# Daisy's here!!!



## nelly (Aug 21, 2011)

I'll pop it on here until that nasty man Krela confines it to the pit!!! 

Daisy's Here!!!

At 9lb 2oz, she was a bit of a heffer, but she made me bawl like a baby and I'm counting down the days till I get my splore pass back!!!


----------



## Raggy (Aug 21, 2011)

Congratulations


----------



## klempner69 (Aug 21, 2011)

Congrats to you both..I need her hair!!!She has more than me!!!


----------



## krela (Aug 21, 2011)

Congratulations to you both, and welcome to the world Daisy.


----------



## UrbanX (Aug 21, 2011)

Emerging from a dark place, crying, and covered in fluid...
She's already a born explorer 

Congratulations dude! We're all made up for ya


----------



## oldscrote (Aug 21, 2011)

Nice one Nelly,congratulations to you both.


----------



## sparky. (Aug 21, 2011)

Congratulations mate


----------



## TeeJF (Aug 21, 2011)

Hee hee... Hope mums ok. I reckon you'll need to get some hard soled booties for her to go urbexing with you. But I must complain because you have made Tonto broody!


----------



## Janey68 (Aug 21, 2011)

Ah she's beautiful.......congratulations. Well worth the wait


----------



## Foxylady (Aug 21, 2011)

Janey68 said:


> Ah she's beautiful.......


She is that. Hello Daisy. Congrats to Mum & Dad.


----------



## nelly (Aug 21, 2011)

Ah, thanks guys, looking on Ebay for an Urbex papoose for her.

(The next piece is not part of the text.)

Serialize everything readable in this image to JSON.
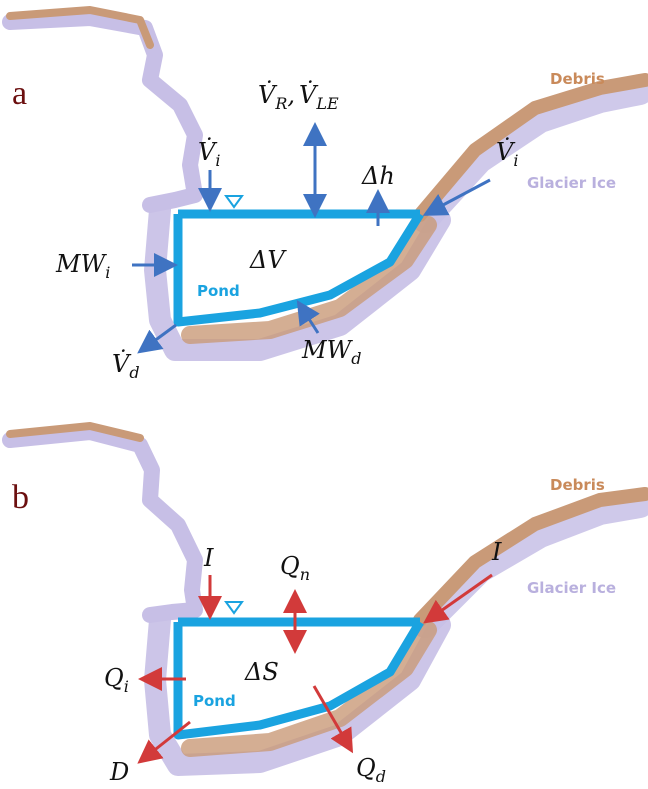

Seriously Krela, I can understand if it needs to disappear, we don't need the site turning into a Father and baby forum


----------



## urban phantom (Aug 21, 2011)

All the best to you


----------



## Acebikerchick (Aug 21, 2011)

Nice one, congratulations...


----------



## muppet (Aug 21, 2011)

congrats nelly now all the fun starts


----------



## highcannons (Aug 21, 2011)

Congrats matey!


----------



## Staticette (Aug 21, 2011)

How adorable, congratulations!


----------



## smiler (Aug 21, 2011)

She looks a bit stern, yeh won’t let her grow up to be a Mod will you, my best wish’s and congrats,


----------



## magmo (Aug 21, 2011)

Come on... get her forst report up, babys are aways exploring.... congratulations...


----------



## alex76 (Aug 22, 2011)

nice one dude


----------



## maximus (Aug 22, 2011)

Simply gorgeous 

congrats to you both!


----------



## gingrove (Aug 22, 2011)

Congratulations ! something lovely in Harlow at last!


----------



## nelly (Aug 22, 2011)

gingrove said:


> Congratulations ! something lovely in Harlow at last!

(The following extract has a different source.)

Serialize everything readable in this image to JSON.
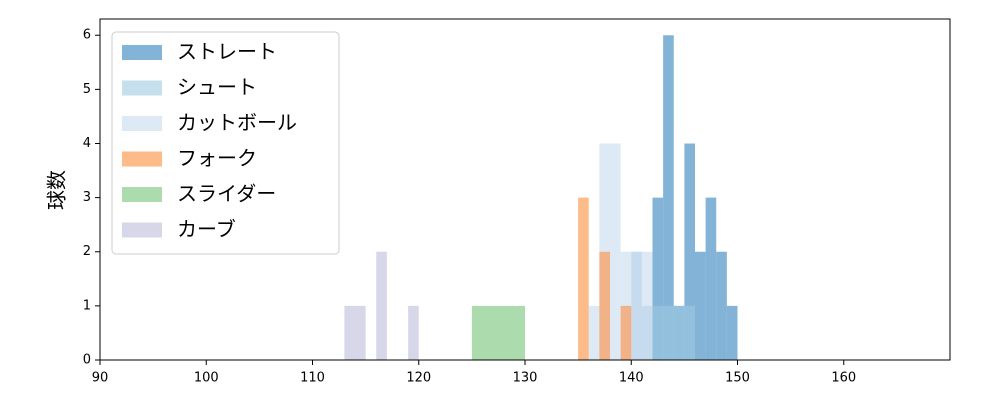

Now now Mr Grove, there's lots of nice things in Harlow, like, Urm.... well... you know theres that.... um....


----------



## krela (Aug 22, 2011)

TeeJF said:


> I reckon you'll need to get some hard soled booties for her to go urbexing with you.

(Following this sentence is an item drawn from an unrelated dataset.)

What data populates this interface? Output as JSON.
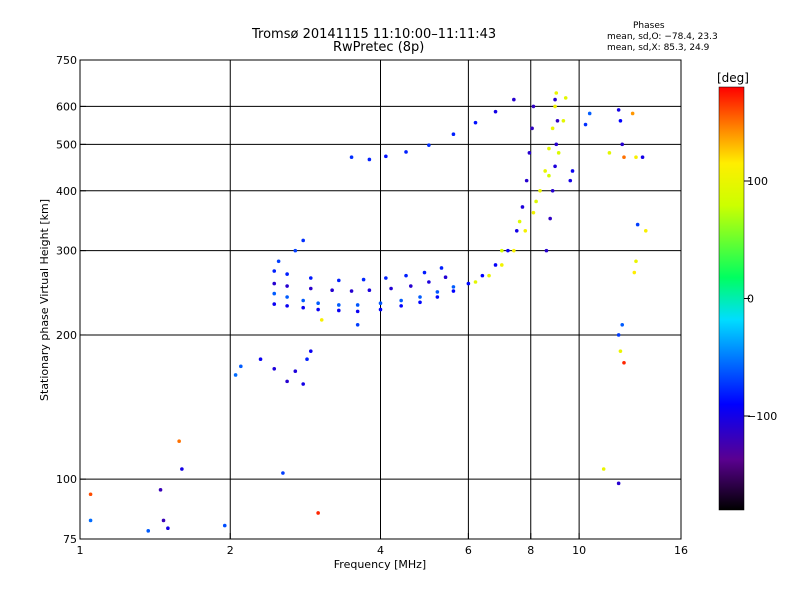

Ya might want some thick gloves and elbow/kneepads until she learns to walk too...


----------



## night crawler (Aug 22, 2011)

Congratulations Nelly and welcome to the world Daisy.


----------



## scribble (Aug 22, 2011)

She's cute! Congratulations!


----------



## tank2020 (Aug 22, 2011)

congrats Nelly, let your biggest adventure begin.


----------



## fluffy5518 (Aug 22, 2011)

OH DEAR !!!!!!
I had a couple of those once, but now they're grown up !!! Yipee !!!!
Still cause you grief though !!! Congratulations though mate !! There will be good times and bad but you'd never change a thing !!!!!


----------



## chizyramone (Aug 22, 2011)

welcome to the world Daisy.

Nice one Mr & Mrs nelly


----------



## Harry (Aug 22, 2011)

Congratulations Nelly


----------



## Munchh (Aug 23, 2011)

Lovely kid nelly, congrats. Doesn't look a bit like you though...........no trunk, normal sized ears


----------



## Em_Ux (Aug 23, 2011)

Congratulations to you & Mrs Nelly


----------



## bilbo (Aug 23, 2011)

Congratulations Nelly!! Now starts one massive adventure for you all


----------



## nelly (Aug 23, 2011)

Munchh said:


> Doesn't look a bit like you though...........no trunk, normal sized ears



But she does like peanuts and she's scared of mice


----------



## Madaxe (Aug 23, 2011)

Congratulations Nelly!


----------



## imyimyimy (Aug 23, 2011)

Congratulations Nelly.. You've been blessed


----------



## kathyms (Aug 23, 2011)

*daisy*

congrats nell, she is absolutly beautifull. i love the dark hair she must have the pretty face of your wife lol.


----------



## godzilla73 (Aug 23, 2011)

Congratulations! Only drive-by urbex for you for a bit now (Click on my link below and go to UD ramblings if you are a bit bemused....)
Godzilla


----------



## Pincheck (Aug 23, 2011)

Congrats get ready to spring you wallet later in her life until then or till she can walk and talk daddy bank stays closed


----------



## Andymacg (Aug 24, 2011)

congratulations there nelly and mrs nelly, looks a wee smasher


----------



## nelly (Aug 24, 2011)

godzilla73 said:


> Congratulations! Only drive-by urbex for you for a bit now (Click on my link below and go to UD ramblings if you are a bit bemused....)
> Godzilla



Ha, I love the description of drive by urbexing and I've done that many many times, but sometimes you just need to drag them in with you (and the Grandad)

[ame]http://www.derelictplaces.co.uk/main/showthread.php?t=18359[/ame]


----------



## Millfam (Aug 25, 2011)

*cheers*

Looking at the world through the eyes of our children is one of life`s great pleasures 
enjoy Nelly
miller family
ps. she has my mum`s name


----------